No, simply a matter of me having to wait my turn....


----------



## Goldwing (Nov 5, 2014)

Shipwreck said:


> No, it is the gunsmithing.
> 
> When a place has more business than they can do - it takes 14 months.
> 
> ...


If you want to make the time waiting to seem like less, try this. Order the new Combat Master with a threaded barrel and then get a tax stamp and a quality suppressor to match. My guess is that if you did they may all arrive together. I am sure that with the right can on that little gem you will have lots of fun.
Sorry if I assume I can spend LOTS of your money for you.


Shipwreck said:


> Sent off a Glock 19 for the same treatment. Now, the wait until 2023 before I get it back.


I have marked February first 2023 on my calendar.🙏


----------



## Shipwreck (Jan 26, 2006)

Haha - no, good idea, but I am not interested in getting a suppressor. At least not until we don't have to pay the $200 tax. 

Anyway - I am tapped out on money for now with this last Combat Master. I also had to get a lot of basepads for my G34 Combat Master mags - since the gun has a magwell. When buying several, they get expensive. I still need 2 more.


----------



## JamesCC (Mar 21, 2019)

Shipwreck said:


> No, it is the gunsmithing.
> 
> When a place has more business than they can do - it takes 14 months.
> 
> ...


Sorry man. I just now forgot an item in my hotel room and to have it shipped back to me was $75. It’s a small edc knife piece. $75!?!?! The heck


----------



## Shipwreck (Jan 26, 2006)

I had the foam for a Pelican Case cut for it a while back...


----------



## Shipwreck (Jan 26, 2006)

I finally got to measure the trigger pull weight. It was consistently around 2lb, 11oz....


----------



## Shipwreck (Jan 26, 2006)

17 rounds in 1 target today with the Combat Master - not bad 
(target is a 8.5x11" standard piece of paper)











And, 1st round at 15 yards (no, I couldn't keep up that pace at 15 yards - hahaha  -- I took a photo right away  )










I love this gun


----------



## rickclark28 (Apr 14, 2019)

That has to be a dream to shoot. It shoots as good as it looks.
*Love big holes in targets.


----------



## Hg007 (8 mo ago)

Shipwreck said:


> Well, after 14 months, I got this in FINALLY.
> 
> The John Wick 2 Combat Master
> 
> ...


That's awesome gun with optic ready 
The one I saw was not 
Congrats ..


----------



## Shipwreck (Jan 26, 2006)

Hg007 said:


> That's awesome gun with optic ready
> The one I saw was not
> Congrats ..


Thanks.

Yea, it is a 5th Gen Glock, so I didn't have to pay for an RMR cut. One day I may get an optic. The fiber optics iron sights I have been putting on all my handguns is allowing me to forgo pistol red dots for a few more years. I can see the little dots on the sights MUCH better now. 

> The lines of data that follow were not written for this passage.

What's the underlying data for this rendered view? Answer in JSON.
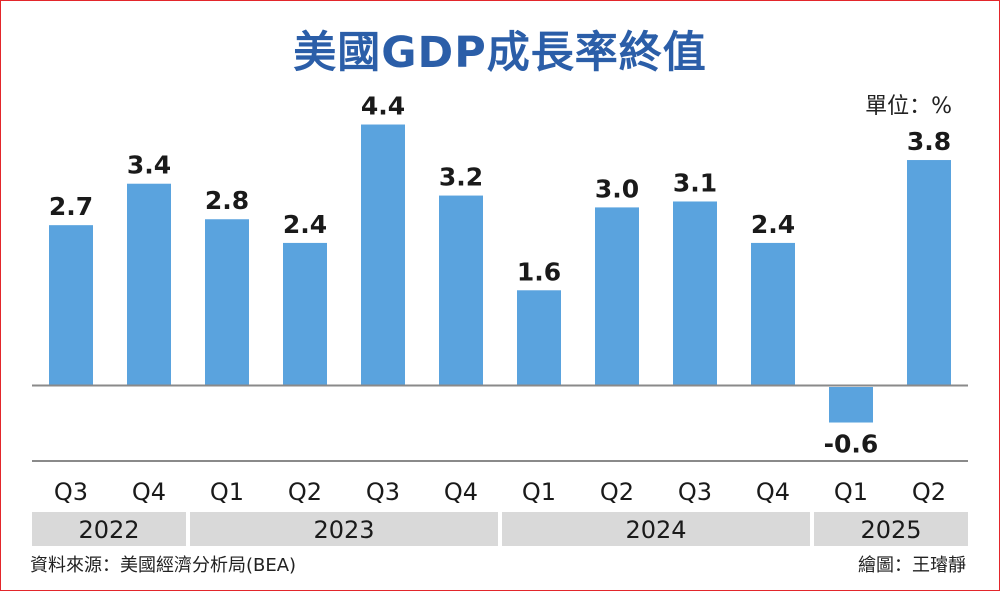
{
  "chart_data": {
    "type": "bar",
    "title": "美國GDP成長率終值",
    "unit_label": "單位：%",
    "categories": [
      "Q3",
      "Q4",
      "Q1",
      "Q2",
      "Q3",
      "Q4",
      "Q1",
      "Q2",
      "Q3",
      "Q4",
      "Q1",
      "Q2"
    ],
    "values": [
      2.7,
      3.4,
      2.8,
      2.4,
      4.4,
      3.2,
      1.6,
      3.0,
      3.1,
      2.4,
      -0.6,
      3.8
    ],
    "value_labels": [
      "2.7",
      "3.4",
      "2.8",
      "2.4",
      "4.4",
      "3.2",
      "1.6",
      "3.0",
      "3.1",
      "2.4",
      "-0.6",
      "3.8"
    ],
    "year_groups": [
      {
        "label": "2022",
        "count": 2
      },
      {
        "label": "2023",
        "count": 4
      },
      {
        "label": "2024",
        "count": 4
      },
      {
        "label": "2025",
        "count": 2
      }
    ],
    "bar_color": "#5aa3de",
    "ylim": [
      -0.7,
      4.5
    ],
    "grid": false
  },
  "footer": {
    "source": "資料來源：美國經濟分析局(BEA)",
    "credit": "繪圖：王璿靜"
  },
  "colors": {
    "title": "#2b5ea8",
    "border": "#e3262b",
    "year_band": "#d9d9d9"
  }
}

I don't know why I resisted fiber optics for so many years. Now, I have them on everything but my nightstand gun.


----------



## Shipwreck (Jan 26, 2006)

rickclark28 said:


> That has to be a dream to shoot. It shoots as good as it looks.
> *Love big holes in targets.


It is. 

Different guns fit different people. And, I have chased "the perfect" gun for 30 years. I came close with a $3k 1911 in 9mm around 2008, but the damn gun had to have weighed over 52oz, if not more (it had a full rail dustcover and a heavy 9mm bull barrel).

I really had just given up, and figured there was no such "perfect gun" for me. Well, THIS is it. After my first range trip, I was so impressed that I sent off a 2nd Glock to TTI within a month. I'm still waiting on that one. 

This gun is a dream to shoot. With the grip reduction, they also change the grip angle. So, it doesn't have the normal Glock grip angle anymore. And, with the sub 3lb trigger, it is SO easy to shoot well. I love this gun.


----------



## Stealth .45 (3 mo ago)

Congrats, your Combat Master is Bad Ass.


----------



## Shipwreck (Jan 26, 2006)

Stealth .45 said:


> Congrats, your Combat Master is Bad Ass.


Thanks. I really love it. I am really surprised the accuracy they can squeeze out of a Glock.


----------



## Javbike (Oct 21, 2021)

Shipwreck said:


> I had the foam for a Pelican Case cut for it a while back...


Very nice 👍


----------